Evertz Loudness Technology Makes Gains in Market

By Ken Kerschbaumer

Evertz Microsystems’ IntelliGain recently passed a milestone, with more than 1,000 channels of IntelliGain loudness-processing technology on-air. The system calculates the input loudness of a program’s audio channels and then comparing it with a user-configurable “target loudness” level to ensure viewers have the right audio experience.

“As consumers of media, we can all attest to the fact that commercials are commonly much louder than program content and channel surfing has inconsistent loudness levels,” says Tony Zare, Evertz product manager, modular products. “Either way, we find ourselves reaching for the remote to decrease or mute the volume or even changing the channel altogether, something the networks do not want us to do.”

IntelliGain works by adjusting the gain on an audio signal, he says: “If the input is perceived to be ‘lower,’ or quieter, than the input loudness level, then gain is applied.
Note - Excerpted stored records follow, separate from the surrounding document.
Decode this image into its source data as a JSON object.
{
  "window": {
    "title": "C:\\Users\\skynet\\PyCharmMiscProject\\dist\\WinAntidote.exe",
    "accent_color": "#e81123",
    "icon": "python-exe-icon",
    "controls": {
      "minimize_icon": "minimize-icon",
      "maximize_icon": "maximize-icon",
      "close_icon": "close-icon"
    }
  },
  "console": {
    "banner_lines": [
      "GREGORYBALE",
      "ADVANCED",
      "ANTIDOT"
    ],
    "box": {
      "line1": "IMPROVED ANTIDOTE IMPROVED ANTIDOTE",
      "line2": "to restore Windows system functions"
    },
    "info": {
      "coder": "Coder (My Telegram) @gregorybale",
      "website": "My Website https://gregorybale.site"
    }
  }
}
Or if the input loudness level is perceived to be higher, or ‘louder,’ than the target loudness level, then gain is removed.”
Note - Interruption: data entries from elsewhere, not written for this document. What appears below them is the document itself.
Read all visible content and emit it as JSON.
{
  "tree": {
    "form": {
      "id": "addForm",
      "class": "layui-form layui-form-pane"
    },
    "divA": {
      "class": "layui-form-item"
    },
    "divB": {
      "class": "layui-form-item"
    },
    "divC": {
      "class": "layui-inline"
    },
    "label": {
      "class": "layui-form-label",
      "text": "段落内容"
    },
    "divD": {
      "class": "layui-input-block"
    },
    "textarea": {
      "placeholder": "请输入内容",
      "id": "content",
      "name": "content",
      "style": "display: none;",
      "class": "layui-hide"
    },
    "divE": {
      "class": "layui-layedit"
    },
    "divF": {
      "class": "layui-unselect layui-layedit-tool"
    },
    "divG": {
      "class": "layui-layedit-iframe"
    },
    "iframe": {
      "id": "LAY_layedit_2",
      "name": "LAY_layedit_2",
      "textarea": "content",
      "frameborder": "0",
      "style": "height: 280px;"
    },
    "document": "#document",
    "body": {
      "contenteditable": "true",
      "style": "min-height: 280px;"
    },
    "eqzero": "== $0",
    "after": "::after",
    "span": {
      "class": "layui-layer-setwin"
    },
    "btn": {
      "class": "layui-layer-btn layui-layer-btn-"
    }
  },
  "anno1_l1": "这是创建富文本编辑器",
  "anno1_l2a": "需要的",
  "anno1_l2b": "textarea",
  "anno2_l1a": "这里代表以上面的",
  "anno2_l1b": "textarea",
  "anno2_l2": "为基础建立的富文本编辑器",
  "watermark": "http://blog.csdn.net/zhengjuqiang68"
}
The system can be customized from program to program, and Zare says Evertz has noticed a common practice to apply a very aggressive attack on those transitions from program to loud commercial levels. “This three-step process,” he adds, “is also monitored by VistaLINK, our SNMP-management software, to provide real-time statistics to the user and provide real-time alarm traps if a fault were to occur.”

One advantage of the Evertz approach, he says, is that the technology can be added to many of the company’s hardware products. “We have had many successful installs with IntelliGain added as a ‘value-add’ to functional products, such as frame synchronizers, distribution amplifiers, automatic changeover switchers, and even our core routing platform, the EQX,” he says, adding, “The customer’s imagination comes into play.”

Being able to apply the technology to many Evertz products also means that it can be used in a variety of ways. Zare notes two common placements for IntelliGain loudness processing. The first location is directly on the inputs to the plant. This acquisition stage allows facilities to immediately apply loudness control prior to signals’ entering the plant and ensures that anything entering the plant meets the target-loudness specifications set out by the facility; it’s monitored in real time.

“For example,” he says, “integrating IntelliGain with an Evertz frame synchronizer makes an ideal solution to the output of an [integrated receiver decoder] as the signal makes its way into the plant.”

The second common placement: IntelliGain processing can be applied immediately prior to transmission of the signal, ensuring that all signals are normalized to the facility’s production specification.

“A prime device for this placement is ordering IntelliGain processing on our automatic-protection-switch devices,” says Zare. “These strategic placements allow facilities to ensure that audio loudness levels are met both within the plant and at transmission to the final destination.”

Zare sees the strength of the system in the end product, with audio results that are smooth and artifact-free. “You won’t have to worry about those audio compression or ‘pumping’ issues we’ve all dealt with in the past,” he says. “And the ability to apply advanced integration of a loudness processor to almost any product required within the facility allows for an elegant, cost-effective, and rack-space–saving solution.”